Cada 25 de noviembre todas y todos nos volvemos feministas, igual que el 8 de marzo. Es fácil hacerlo: asistir a una manifestación, a la lectura de un manifiesto, a una performance o a una merienda donde se habla al final de que la Navidad ya está aquí y los Reyes Magos, que a ver qué traen que no sea machista, pero es que a mí las muñecas barbis me gustan mucho.

¿Qué pasará el 26? Volveremos a nuestros quehaceres diarios, esos que no nos dejan pensar en nosotras mismas, en nuestros sueños que quedaron atrás porque las necesidades de nuestras parejas, de nuestros hijos e hijas están siempre entes que las nuestras. Volveremos a sentir que no somos lo suficientemente válidas para las tareas importantes y transcendentales, para ésas ya están los hombres. Volveremos a sentir cómo nuestra estabilidad emocional se rompe cada vez que nos mandan callar o nos callamos nosotras mismas por la costumbre de siglos, milenios.
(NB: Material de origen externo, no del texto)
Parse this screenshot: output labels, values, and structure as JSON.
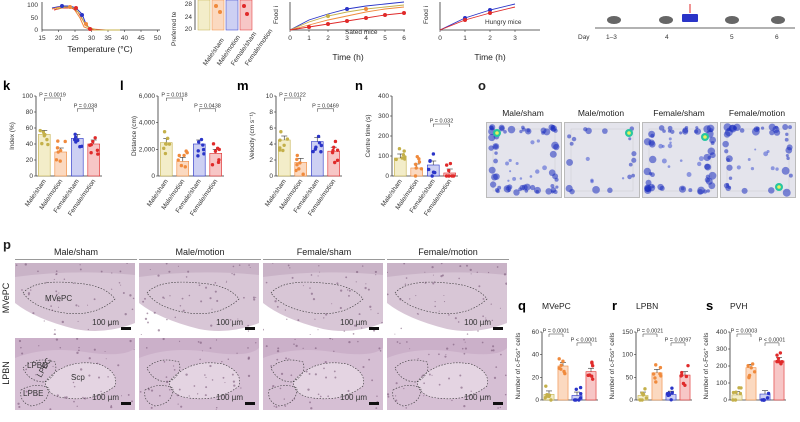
{
  "panels": {
    "k": {
      "label": "k",
      "ylabel": "Index (%)",
      "yticks": [
        "0",
        "20",
        "40",
        "60",
        "80",
        "100"
      ],
      "pvals": [
        "P = 0.0019",
        "P = 0.038"
      ]
    },
    "l": {
      "label": "l",
      "ylabel": "Distance (cm)",
      "yticks": [
        "0",
        "2,000",
        "4,000",
        "6,000"
      ],
      "pvals": [
        "P = 0.0118",
        "P = 0.0438"
      ]
    },
    "m": {
      "label": "m",
      "ylabel": "Velocity (cm s⁻¹)",
      "yticks": [
        "0",
        "2",
        "4",
        "6",
        "8",
        "10"
      ],
      "pvals": [
        "P = 0.0122",
        "P = 0.0469"
      ]
    },
    "n": {
      "label": "n",
      "ylabel": "Centre time (s)",
      "yticks": [
        "0",
        "100",
        "200",
        "300",
        "400"
      ],
      "pvals": [
        "P = 0.032"
      ]
    },
    "o": {
      "label": "o",
      "titles": [
        "Male/sham",
        "Male/motion",
        "Female/sham",
        "Female/motion"
      ]
    },
    "p": {
      "label": "p",
      "titles": [
        "Male/sham",
        "Male/motion",
        "Female/sham",
        "Female/motion"
      ],
      "rows": [
        "MVePC",
        "LPBN"
      ],
      "region_labels": [
        "MVePC",
        "LPBD",
        "LPBC",
        "Scp",
        "LPBE"
      ],
      "scale": "100 µm"
    },
    "q": {
      "label": "q",
      "title": "MVePC",
      "ylabel": "Number of c-Fos⁺ cells",
      "yticks": [
        "0",
        "20",
        "40",
        "60"
      ],
      "pvals": [
        "P = 0.0001",
        "P < 0.0001"
      ]
    },
    "r": {
      "label": "r",
      "title": "LPBN",
      "ylabel": "Number of c-Fos⁺ cells",
      "yticks": [
        "0",
        "50",
        "100",
        "150"
      ],
      "pvals": [
        "P = 0.0021",
        "P = 0.0097"
      ]
    },
    "s": {
      "label": "s",
      "title": "PVH",
      "ylabel": "Number of c-Fos⁺ cells",
      "yticks": [
        "0",
        "100",
        "200",
        "300",
        "400"
      ],
      "pvals": [
        "P = 0.0003",
        "P < 0.0001"
      ]
    }
  },
  "top": {
    "xlabel_temp": "Temperature (°C)",
    "temp_ticks": [
      "15",
      "20",
      "25",
      "30",
      "35",
      "40",
      "45",
      "50"
    ],
    "temp_yticks": [
      "0",
      "50",
      "100"
    ],
    "pref_yticks": [
      "20",
      "24",
      "28"
    ],
    "pref_ylabel": "Preferred te",
    "food_ylabel": "Food i",
    "food_ylabel2": "Food i",
    "time_label": "Time (h)",
    "time_ticks": [
      "0",
      "1",
      "2",
      "3",
      "4",
      "5",
      "6"
    ],
    "time_ticks2": [
      "0",
      "1",
      "2",
      "3"
    ],
    "sated": "Sated mice",
    "hungry": "Hungry mice",
    "day_label": "Day",
    "days": [
      "1–3",
      "4",
      "5",
      "6"
    ]
  },
  "groups": [
    "Male/sham",
    "Male/motion",
    "Female/sham",
    "Female/motion"
  ],
  "colors": {
    "ms": "#c4b04a",
    "mm": "#f08a3c",
    "fs": "#2a34c8",
    "fm": "#e02a2a",
    "bar_ms": "#f3edc9",
    "bar_mm": "#fbd9c0",
    "bar_fs": "#cdd0f3",
    "bar_fm": "#f7c6c6"
  },
  "chart_data": [
    {
      "type": "bar",
      "panel": "k",
      "categories": [
        "Male/sham",
        "Male/motion",
        "Female/sham",
        "Female/motion"
      ],
      "values": [
        52,
        30,
        47,
        40
      ],
      "ylim": [
        0,
        100
      ]
    },
    {
      "type": "bar",
      "panel": "l",
      "categories": [
        "Male/sham",
        "Male/motion",
        "Female/sham",
        "Female/motion"
      ],
      "values": [
        2500,
        1100,
        2400,
        1700
      ],
      "ylim": [
        0,
        6000
      ]
    },
    {
      "type": "bar",
      "panel": "m",
      "categories": [
        "Male/sham",
        "Male/motion",
        "Female/sham",
        "Female/motion"
      ],
      "values": [
        4.5,
        1.7,
        4.3,
        3.1
      ],
      "ylim": [
        0,
        10
      ]
    },
    {
      "type": "bar",
      "panel": "n",
      "categories": [
        "Male/sham",
        "Male/motion",
        "Female/sham",
        "Female/motion"
      ],
      "values": [
        90,
        40,
        55,
        15
      ],
      "ylim": [
        0,
        400
      ]
    },
    {
      "type": "bar",
      "panel": "q",
      "categories": [
        "Male/sham",
        "Male/motion",
        "Female/sham",
        "Female/motion"
      ],
      "values": [
        5,
        30,
        4,
        25
      ],
      "ylim": [
        0,
        60
      ]
    },
    {
      "type": "bar",
      "panel": "r",
      "categories": [
        "Male/sham",
        "Male/motion",
        "Female/sham",
        "Female/motion"
      ],
      "values": [
        10,
        60,
        12,
        55
      ],
      "ylim": [
        0,
        150
      ]
    },
    {
      "type": "bar",
      "panel": "s",
      "categories": [
        "Male/sham",
        "Male/motion",
        "Female/sham",
        "Female/motion"
      ],
      "values": [
        30,
        190,
        35,
        230
      ],
      "ylim": [
        0,
        400
      ]
    }
  ]
}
Ya se lo ordenaba Telémaco, hijo de Penélope y Ulises, a su madre: “Madre
mía, vete adentro de la casa y ocúpate de tus labores propias, del telar y de la rueca”.

Por mucho que celebremos el día contra la violencia de género no va a cesar por mucho que digamos que estamos en contra de la violencia, quién puede decir lo contrario, mientras no comprendamos que esa violencia es producto de un sistema, el patriarcal, que domina las estructuras sociales, económicas, laborales y culturales, la lacra de la violencia física y psicología que venimos sufriendo las mujeres desde el Neolítico como la prehistoriadora francesa Marylè Patou-Mathis nos dice en su ensayo ”El hombre prehistórico es también una mujer”.

No se trata de estar contra la violencia un día, ni dos ni tres. Se trata de acabar con el patriarcado que domina nuestras mentes, nuestra cultura y nuestra sociedad. Al educar de forma distinta a niños y niñas (últimamente se observa cada vez más diferencias: color rosa-azul, princesitas-futbolistas) psicológicamente se nos prepara para los cuidados, no por naturaleza ya que todas y todos estamos capacitados para cuidar, sino por experiencia. Se nos invita y premia el ser empáticas, responsables de los demás, mientras que al hombre se les permite ser más “despegado”, más centrado en “sus cosas de hombre”. La mujer no es por naturaleza ese ser al que se puede poseer, sino un ser libre que puede elegir su forma de vivir, amar, cuidar y soñar sin la tutela de ningún otro ser que le diga cómo debe hacerlo.